Mientras permanecía suspendido allí, agarré fuertemente el bastón con ambas manos, en una especie de plegaria desdichada y desesperanzada. Lo aferraba tan fuerte que en los poros de la madera quedaría más tarde una señal blanca de mis palmas húmedas. Apretando los párpados, me sorprendió sentir de repente que el bastón se abría paso, como si mis manos tuvieran la fuerza de cuatro hombres. La mitad se estaba desprendiendo a causa del tirón. El bastón, como advertí de inmediato, constaba realmente de dos partes diferenciadas, unidas en el centro. En la separación podía ver el brillo del acero.
Empujé con más fuerza y resultó que toda la mitad superior del bastón era una pieza deslizante que ocultaba un estoque. Un estoque de medio, no, de metro y medio de longitud una vez descubierto por completo.
—Poe —susurré, con el que pudo haber sido mi último aliento.

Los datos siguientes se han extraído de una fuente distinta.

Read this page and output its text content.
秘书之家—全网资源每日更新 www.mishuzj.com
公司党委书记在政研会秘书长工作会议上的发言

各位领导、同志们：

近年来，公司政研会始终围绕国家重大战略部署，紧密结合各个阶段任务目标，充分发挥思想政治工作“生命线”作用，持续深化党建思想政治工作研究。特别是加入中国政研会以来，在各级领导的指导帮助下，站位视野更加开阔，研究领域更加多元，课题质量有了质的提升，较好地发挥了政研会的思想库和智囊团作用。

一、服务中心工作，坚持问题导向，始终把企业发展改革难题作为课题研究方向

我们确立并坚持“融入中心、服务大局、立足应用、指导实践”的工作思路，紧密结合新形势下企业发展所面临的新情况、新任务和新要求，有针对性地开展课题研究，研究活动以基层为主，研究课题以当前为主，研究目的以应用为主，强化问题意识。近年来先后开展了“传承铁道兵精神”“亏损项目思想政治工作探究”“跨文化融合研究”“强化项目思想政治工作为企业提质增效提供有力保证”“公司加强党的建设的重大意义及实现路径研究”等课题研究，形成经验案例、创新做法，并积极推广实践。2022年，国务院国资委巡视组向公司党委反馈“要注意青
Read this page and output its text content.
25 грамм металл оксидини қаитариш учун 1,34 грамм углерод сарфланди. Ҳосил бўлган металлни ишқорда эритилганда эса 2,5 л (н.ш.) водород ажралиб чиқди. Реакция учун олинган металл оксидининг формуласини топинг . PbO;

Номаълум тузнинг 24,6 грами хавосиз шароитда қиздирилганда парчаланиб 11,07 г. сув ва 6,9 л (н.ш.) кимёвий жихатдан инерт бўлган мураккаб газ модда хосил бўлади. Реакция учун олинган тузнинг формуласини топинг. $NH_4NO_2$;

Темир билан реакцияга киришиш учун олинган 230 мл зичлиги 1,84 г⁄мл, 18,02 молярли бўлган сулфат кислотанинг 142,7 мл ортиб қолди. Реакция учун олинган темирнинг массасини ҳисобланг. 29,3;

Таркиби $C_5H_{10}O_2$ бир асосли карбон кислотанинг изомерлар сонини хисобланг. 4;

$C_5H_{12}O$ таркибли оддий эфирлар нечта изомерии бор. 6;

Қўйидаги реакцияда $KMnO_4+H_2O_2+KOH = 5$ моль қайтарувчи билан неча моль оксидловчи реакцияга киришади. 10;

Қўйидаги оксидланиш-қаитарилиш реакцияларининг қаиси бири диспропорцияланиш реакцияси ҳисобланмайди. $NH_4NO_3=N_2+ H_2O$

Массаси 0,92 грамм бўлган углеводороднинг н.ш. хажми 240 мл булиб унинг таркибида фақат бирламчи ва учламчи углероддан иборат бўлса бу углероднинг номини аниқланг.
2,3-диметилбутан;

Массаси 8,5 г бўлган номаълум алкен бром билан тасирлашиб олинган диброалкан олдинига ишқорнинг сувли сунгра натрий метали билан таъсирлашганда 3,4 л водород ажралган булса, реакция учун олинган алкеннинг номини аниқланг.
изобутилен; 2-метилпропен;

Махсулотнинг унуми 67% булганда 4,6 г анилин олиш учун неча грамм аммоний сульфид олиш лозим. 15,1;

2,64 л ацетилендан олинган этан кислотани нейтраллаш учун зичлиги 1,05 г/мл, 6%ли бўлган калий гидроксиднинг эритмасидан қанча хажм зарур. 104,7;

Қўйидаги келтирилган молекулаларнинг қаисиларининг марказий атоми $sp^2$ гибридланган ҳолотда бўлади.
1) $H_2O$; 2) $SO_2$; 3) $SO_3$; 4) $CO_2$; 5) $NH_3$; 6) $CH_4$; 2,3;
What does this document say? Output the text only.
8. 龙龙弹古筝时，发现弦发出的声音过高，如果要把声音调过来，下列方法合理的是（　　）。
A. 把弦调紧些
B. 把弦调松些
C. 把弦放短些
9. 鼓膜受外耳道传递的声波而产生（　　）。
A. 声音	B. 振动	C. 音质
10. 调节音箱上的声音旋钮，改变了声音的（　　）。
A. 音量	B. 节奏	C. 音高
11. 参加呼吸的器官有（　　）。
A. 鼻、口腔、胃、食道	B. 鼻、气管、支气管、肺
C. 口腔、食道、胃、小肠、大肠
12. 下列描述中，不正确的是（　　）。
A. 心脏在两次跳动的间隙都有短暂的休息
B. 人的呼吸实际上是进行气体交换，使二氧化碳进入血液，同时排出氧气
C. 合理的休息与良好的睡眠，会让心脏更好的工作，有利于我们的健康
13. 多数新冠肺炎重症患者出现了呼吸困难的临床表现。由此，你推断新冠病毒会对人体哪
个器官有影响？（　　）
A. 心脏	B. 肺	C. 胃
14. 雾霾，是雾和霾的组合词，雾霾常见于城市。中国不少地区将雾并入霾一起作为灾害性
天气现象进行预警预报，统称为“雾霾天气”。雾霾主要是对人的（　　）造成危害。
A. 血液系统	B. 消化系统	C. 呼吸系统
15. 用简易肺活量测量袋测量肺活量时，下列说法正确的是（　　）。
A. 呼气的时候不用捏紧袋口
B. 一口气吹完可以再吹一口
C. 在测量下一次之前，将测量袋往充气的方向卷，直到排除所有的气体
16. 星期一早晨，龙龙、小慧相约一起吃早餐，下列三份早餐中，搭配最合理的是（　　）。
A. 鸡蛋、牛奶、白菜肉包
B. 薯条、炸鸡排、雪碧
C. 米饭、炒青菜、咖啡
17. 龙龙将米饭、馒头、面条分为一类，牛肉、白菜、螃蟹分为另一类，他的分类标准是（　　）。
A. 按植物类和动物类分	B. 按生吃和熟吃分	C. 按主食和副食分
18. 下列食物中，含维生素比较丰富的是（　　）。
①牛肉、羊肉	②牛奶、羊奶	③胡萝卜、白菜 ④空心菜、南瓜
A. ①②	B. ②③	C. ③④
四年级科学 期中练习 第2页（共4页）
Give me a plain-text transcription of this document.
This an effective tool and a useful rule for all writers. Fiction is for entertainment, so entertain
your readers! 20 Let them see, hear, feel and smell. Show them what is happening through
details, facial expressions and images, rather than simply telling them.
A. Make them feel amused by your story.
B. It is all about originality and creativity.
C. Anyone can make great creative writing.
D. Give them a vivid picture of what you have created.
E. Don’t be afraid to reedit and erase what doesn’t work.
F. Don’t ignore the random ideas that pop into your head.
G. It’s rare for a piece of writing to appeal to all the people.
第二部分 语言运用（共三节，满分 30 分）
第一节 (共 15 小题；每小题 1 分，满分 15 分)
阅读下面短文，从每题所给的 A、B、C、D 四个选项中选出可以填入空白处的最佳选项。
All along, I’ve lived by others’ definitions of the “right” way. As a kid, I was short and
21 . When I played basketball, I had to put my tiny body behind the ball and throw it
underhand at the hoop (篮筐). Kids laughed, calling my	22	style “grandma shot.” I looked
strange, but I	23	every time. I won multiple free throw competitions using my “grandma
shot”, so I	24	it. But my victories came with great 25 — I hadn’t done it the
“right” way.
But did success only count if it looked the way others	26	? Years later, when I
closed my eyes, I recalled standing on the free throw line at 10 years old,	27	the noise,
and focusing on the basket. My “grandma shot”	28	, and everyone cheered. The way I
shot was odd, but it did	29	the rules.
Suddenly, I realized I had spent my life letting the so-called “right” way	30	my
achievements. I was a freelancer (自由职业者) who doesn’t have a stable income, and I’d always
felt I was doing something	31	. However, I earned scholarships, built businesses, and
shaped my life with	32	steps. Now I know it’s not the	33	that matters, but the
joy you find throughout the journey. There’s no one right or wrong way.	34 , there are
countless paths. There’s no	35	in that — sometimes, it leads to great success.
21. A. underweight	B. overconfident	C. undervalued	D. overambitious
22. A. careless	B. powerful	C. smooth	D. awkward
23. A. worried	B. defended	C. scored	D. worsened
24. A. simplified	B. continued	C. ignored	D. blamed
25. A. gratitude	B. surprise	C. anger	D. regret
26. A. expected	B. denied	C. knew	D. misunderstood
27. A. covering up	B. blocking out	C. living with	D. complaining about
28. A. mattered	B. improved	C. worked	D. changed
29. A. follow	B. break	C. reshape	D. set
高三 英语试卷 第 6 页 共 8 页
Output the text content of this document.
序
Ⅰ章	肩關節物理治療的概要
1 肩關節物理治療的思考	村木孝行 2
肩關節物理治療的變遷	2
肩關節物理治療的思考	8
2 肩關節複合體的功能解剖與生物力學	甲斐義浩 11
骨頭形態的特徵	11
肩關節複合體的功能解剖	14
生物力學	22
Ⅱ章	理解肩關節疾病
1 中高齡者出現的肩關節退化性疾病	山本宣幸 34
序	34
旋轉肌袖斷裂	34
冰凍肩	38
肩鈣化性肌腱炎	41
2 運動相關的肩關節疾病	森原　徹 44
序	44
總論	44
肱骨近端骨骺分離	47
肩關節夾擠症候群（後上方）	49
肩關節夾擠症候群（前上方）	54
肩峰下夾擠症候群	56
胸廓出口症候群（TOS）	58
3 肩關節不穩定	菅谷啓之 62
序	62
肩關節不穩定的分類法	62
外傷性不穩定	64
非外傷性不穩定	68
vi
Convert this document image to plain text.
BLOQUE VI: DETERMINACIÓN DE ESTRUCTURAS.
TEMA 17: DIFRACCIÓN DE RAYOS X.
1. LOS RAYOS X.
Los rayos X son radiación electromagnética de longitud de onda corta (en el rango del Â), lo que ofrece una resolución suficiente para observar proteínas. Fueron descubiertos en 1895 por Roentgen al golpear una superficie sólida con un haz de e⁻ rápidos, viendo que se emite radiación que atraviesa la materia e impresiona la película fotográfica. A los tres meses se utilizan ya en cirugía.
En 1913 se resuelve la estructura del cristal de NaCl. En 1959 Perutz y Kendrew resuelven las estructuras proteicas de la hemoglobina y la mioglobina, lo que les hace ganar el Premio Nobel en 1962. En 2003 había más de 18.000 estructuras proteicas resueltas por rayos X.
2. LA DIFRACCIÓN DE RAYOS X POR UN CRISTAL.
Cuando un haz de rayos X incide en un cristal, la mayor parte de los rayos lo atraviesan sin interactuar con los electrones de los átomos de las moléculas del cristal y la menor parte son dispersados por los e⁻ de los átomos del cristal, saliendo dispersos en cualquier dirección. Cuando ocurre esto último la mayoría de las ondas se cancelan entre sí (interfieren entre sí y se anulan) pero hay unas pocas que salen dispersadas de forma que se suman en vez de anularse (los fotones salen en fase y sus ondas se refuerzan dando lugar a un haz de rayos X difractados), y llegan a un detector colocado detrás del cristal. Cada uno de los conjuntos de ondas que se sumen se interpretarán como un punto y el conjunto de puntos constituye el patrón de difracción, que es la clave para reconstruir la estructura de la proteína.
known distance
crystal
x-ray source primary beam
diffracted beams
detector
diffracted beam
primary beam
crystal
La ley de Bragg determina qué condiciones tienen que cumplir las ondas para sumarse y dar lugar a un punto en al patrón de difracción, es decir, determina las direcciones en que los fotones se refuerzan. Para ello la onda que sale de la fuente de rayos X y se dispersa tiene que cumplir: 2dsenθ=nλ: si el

De inmediato corté el lazo en torno a mi cuello, y en cuanto estuve libre basculé hacia la trasera del coche, a la que me agarré con la mano desocupada.
Lo primero que vi al levantar la vista fue al francés encaramado en lo alto de la calesa, observando con curiosidad. En su confusión al descubrir mi arma, había dejado la pistola colgando junto a su costado. Con un grito penetrante, blandí el estoque por encima de mi cabeza. Le alcanzó en un lado del brazo. Luego, con los ojos cerrados, retiré el estoque y de nuevo lo impulsé hacia delante. Él dejó escapar un chillido agudo.
Caí al suelo, de espalda. Mis botas se apoyaron en la trasera de la calesa. El matón, furioso y pálido, dando terribles voces a causa de su herida, abrió mucho los ojos mientras yo empujaba con ambas piernas, con toda mi fuerza. El carruaje a medio construir salió rodando por la nave y, tras salírsele una rueda del eje, volcó, quedando sobre el hombre como una gigantesca tumba. Una pieza del carruaje cortó una de las tuberías próximas, que dejó escapar un chorro de vapor, sumando su silbido a aquel caos.
* * *
Me puse en pie y devolví el estoque a su vaina. Pero la violenta emoción del triunfo no podía llevarme a casa ni sostenerme. Mi agotamiento y mi pierna dolorida se combinaron para impedirme ir más allá de tres metros del edificio antes de derrumbarme. Me incliné trabajosamente con ayuda del bastón que me había salvado la vida, inquieto por si el otro matón del que había escapado me encontraba en aquella situación de debilidad.
Se produjo un ruido en la puerta del almacén, que yo acababa de cerrar pocos momentos antes, y se dejó oír un lamento que revelaba temor.
—¡Clark!
Oí mi nombre como un grito salido de mi propio aturdimiento. Sonó como si procediera de una gran distancia, pero sabía que estaba cerca.
Quizá fue el miedo terrible, el latido de mi cuerpo o la extrema fatiga que me abrumaba; acaso una combinación de todo eso. Cuando una mano me agarró, me rendí casi con un sentimiento de paz, al tiempo que sentía un fuerte golpe en un lado de la cabeza.